Since the beginning of the COVID-19 pandemic earlier this year, the FDIC has taken a number of actions to show flexibility in its regulatory approach in response to the unprecedented economic conditions and unique government response.
For example, last month, the FDIC issued an interim final rule (IFR) providing that an insured depository institution (IDI) is permitted to temporarily “freeze” its total consolidated assets for purposes of determining whether the IDI is subject to the audit and reporting requirements of Part 363 of the FDIC regulations for fiscal years ending in 2021. In issuing the rule, the FDIC acknowledged that many community banks have experienced significant, temporary asset growth due to participation in the Paycheck Protection Program (PPP) and other government programs established in response to the pandemic, along with other factors.

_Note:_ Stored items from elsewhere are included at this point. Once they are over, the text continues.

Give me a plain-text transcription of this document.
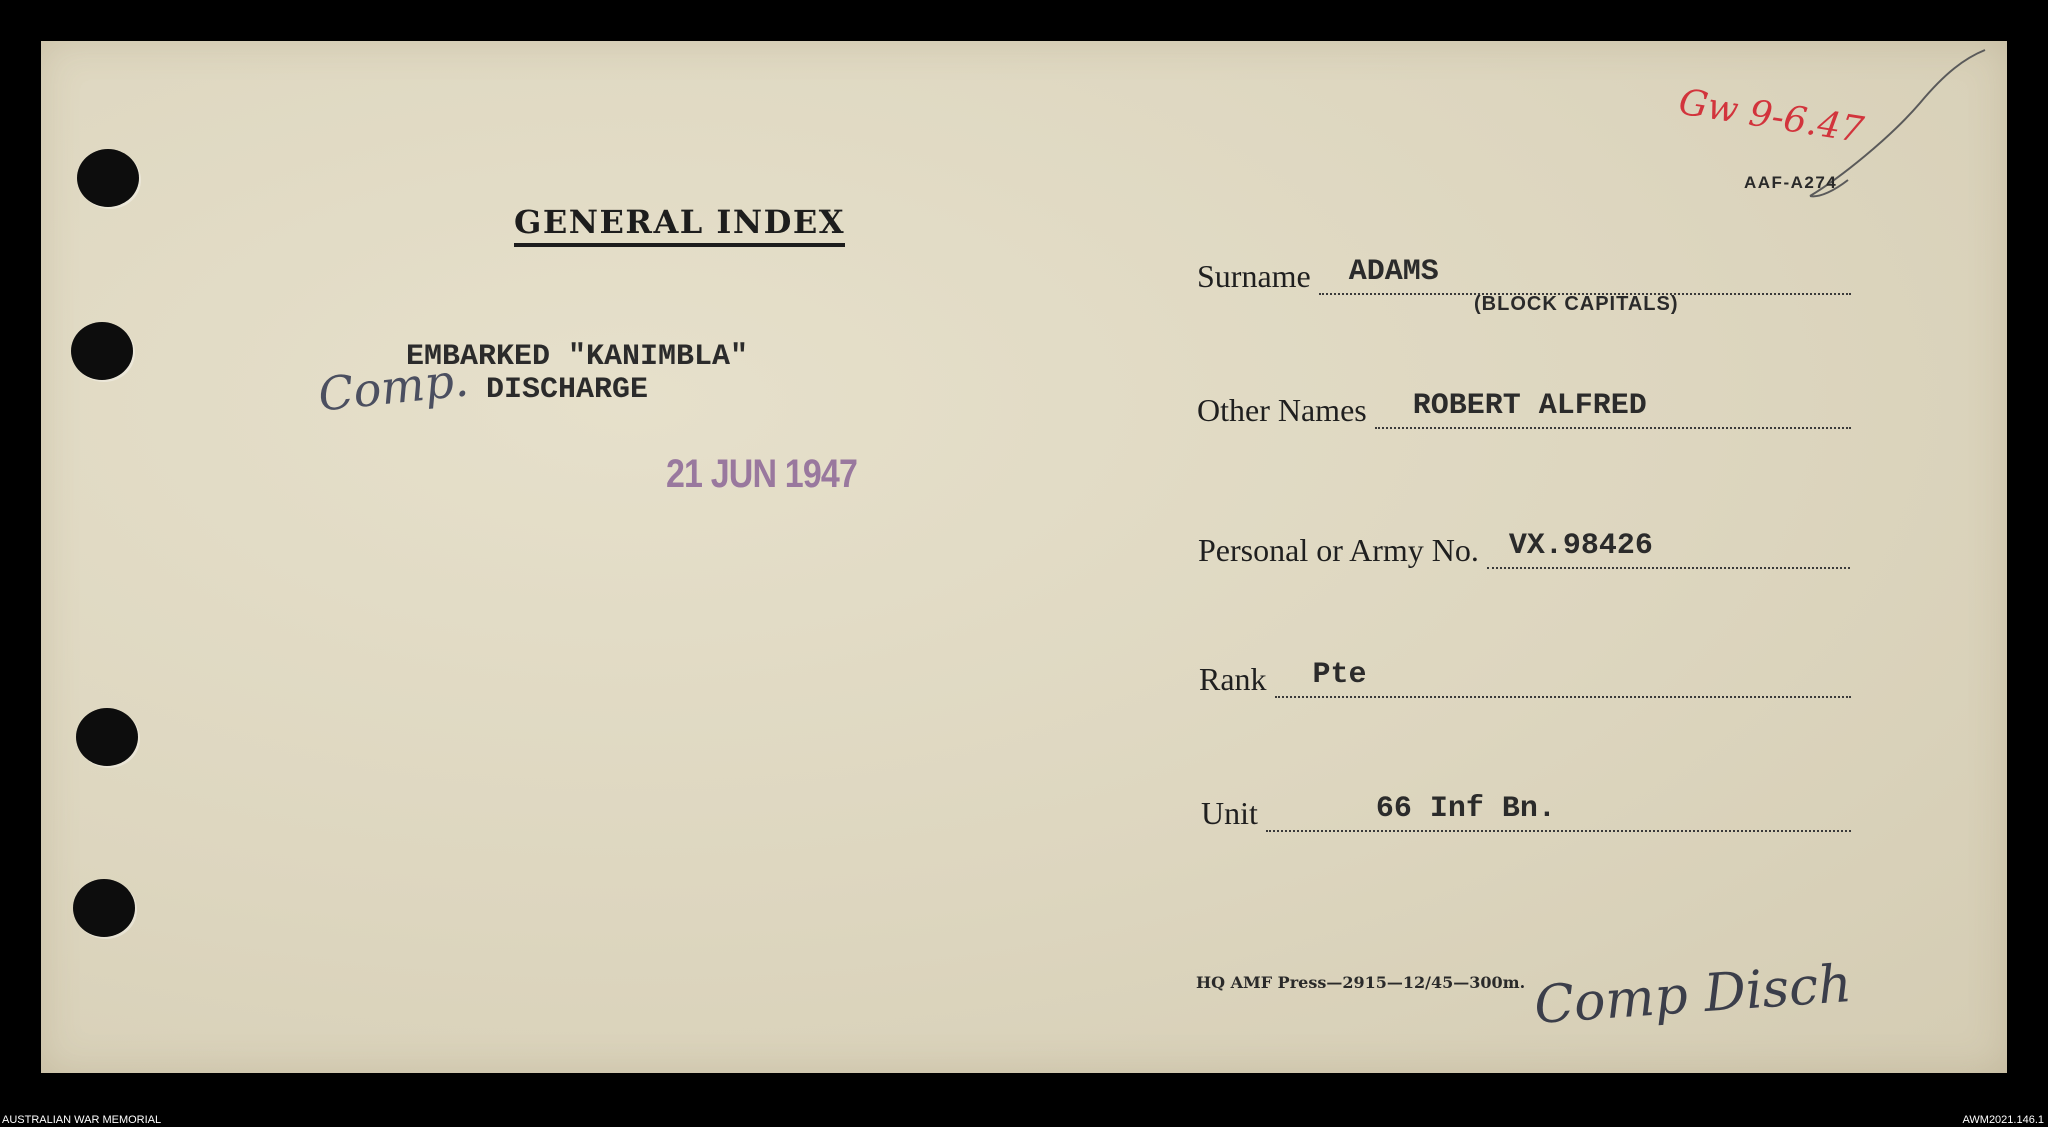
Gw 9-6.47
AAF-A274
GENERAL INDEX
EMBARKED "KANIMBLA"
Comp. DISCHARGE
21 JUN 1947
Surname ADAMS
(BLOCK CAPITALS)
Other Names ROBERT ALFRED
Personal or Army No. VX.98426
Rank Pte
Unit	66 Inf Bn.
HQ AMF Press—2915—12/45—300m. Comp Disch
AUSTRALIAN WAR MEMORIAL	AWM2021.146.1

Consistent with that action last month and the principle of targeted regulatory flexibility the FDIC is joining the Federal Reserve Board and Office of the Comptroller of the Currency in issuing an interim final rule that would similarly “freeze” an IDI’s asset size for purposes of determining applicability of certain regulations applicable to community banks. The rule approved today provides that an IDI generally can calculate its asset size for applicable thresholds during calendar years 2020 and 2021 based on the lower of either total assets as of December 31, 2019, or total assets as of the normal measurement date.
The rule only applies to regulatory thresholds of $10 billion or less. Specific to the FDIC, the rule applies to specified regulatory thresholds contained in the community bank leverage ratio, management interlocks, Call Reports, and examination frequency rules.
The rule includes, for some of the amended regulations, a reservation of authority allowing the agencies to make institution-specific determinations that a community bank is not eligible for the temporary relief. The preamble of the rule makes clear the agencies expect to use this reservation of authority only in limited circumstances, such as when there is significant growth due to a merger or acquisition or when there is a material change in the business model, risk profile, or complexity of the community banking organization.
The preamble of the rule also notes that the agencies agreed to not provide relief from the Volcker Rule because the statute provides a two year conformance period before banks that cross the $10 billion asset threshold are required to comply with the Volcker Rule. As a result, any bank that experiences temporary growth due to PPP lending or other factors should have adequate time to return below the $10 billion asset threshold before becoming subject to the Volcker Rule.
I am pleased to support the IFR, which provides community banks with temporary relief from incurring material costs to comply with new regulatory requirements during a time of difficult economic challenges.
Thank you to the staff for all their work on this rulemaking.